Employer’s Guide to At-Will Employment in Wisconsin

At-will employment is a common law doctrine that allows an employer to terminate an employee at any time and for any reason. But what if the reason given for termination is illegal? In Wisconsin, there are several ways in which an at-will employee may be wrongfully terminated. Employers must be aware of the law to avoid expensive legal entanglements.

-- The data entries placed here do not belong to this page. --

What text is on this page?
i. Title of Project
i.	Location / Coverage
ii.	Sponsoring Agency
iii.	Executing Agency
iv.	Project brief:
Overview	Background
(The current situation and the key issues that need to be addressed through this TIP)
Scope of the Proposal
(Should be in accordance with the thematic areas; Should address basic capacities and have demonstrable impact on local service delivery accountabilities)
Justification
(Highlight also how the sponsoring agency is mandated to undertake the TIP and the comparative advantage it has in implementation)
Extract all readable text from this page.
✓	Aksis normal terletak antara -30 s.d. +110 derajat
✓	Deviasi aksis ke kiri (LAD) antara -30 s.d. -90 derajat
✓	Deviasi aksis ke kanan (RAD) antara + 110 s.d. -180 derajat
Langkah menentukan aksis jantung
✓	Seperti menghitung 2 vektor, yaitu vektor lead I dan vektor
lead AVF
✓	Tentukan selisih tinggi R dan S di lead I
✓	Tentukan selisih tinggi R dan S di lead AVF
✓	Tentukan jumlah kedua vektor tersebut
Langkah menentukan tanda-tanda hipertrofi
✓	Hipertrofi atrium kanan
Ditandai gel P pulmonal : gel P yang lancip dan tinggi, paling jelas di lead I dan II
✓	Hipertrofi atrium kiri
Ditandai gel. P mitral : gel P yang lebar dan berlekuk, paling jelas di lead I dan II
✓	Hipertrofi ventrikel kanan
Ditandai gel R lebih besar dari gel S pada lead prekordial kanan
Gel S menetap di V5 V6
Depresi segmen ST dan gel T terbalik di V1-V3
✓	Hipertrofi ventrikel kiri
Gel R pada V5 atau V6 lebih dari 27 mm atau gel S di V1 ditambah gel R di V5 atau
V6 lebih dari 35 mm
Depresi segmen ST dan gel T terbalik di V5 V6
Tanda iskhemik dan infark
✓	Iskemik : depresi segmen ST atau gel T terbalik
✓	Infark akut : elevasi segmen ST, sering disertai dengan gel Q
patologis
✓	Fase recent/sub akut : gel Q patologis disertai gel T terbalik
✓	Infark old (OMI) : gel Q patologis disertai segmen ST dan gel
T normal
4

What is At-Will Employment?

The doctrine of at-will employment is based on the principle that the employment relationship is voluntary—that is, either party can terminate it without notice or cause.

What is Wrongful Termination?

Wrongful termination is when an employee is fired for an illegal reason, such as when an employer fires an employee because of their race, age, gender, religion, or national origin.

Exceptions to At-Will Employment

In Wisconsin, the rule of at-will employment generally applies. This means an employer can terminate an employee at any time, for any reason, with or without notice. However, there are some exceptions to this rule.

  1. Personal traits such as marital status, veteran status, mental disability, citizenship status, ethnicity, genetic information, national origin, and pregnancy cannot be the basis for termination.
  2. Employers cannot legally fire an employee as retaliation for blowing the whistle on illegal activity.
  3. An implied contract based on the terms of an employee handbook can provide protection. For example, if a guide lays out a procedure for identifying and addressing performance issues, it is implied the procedure will be followed before termination.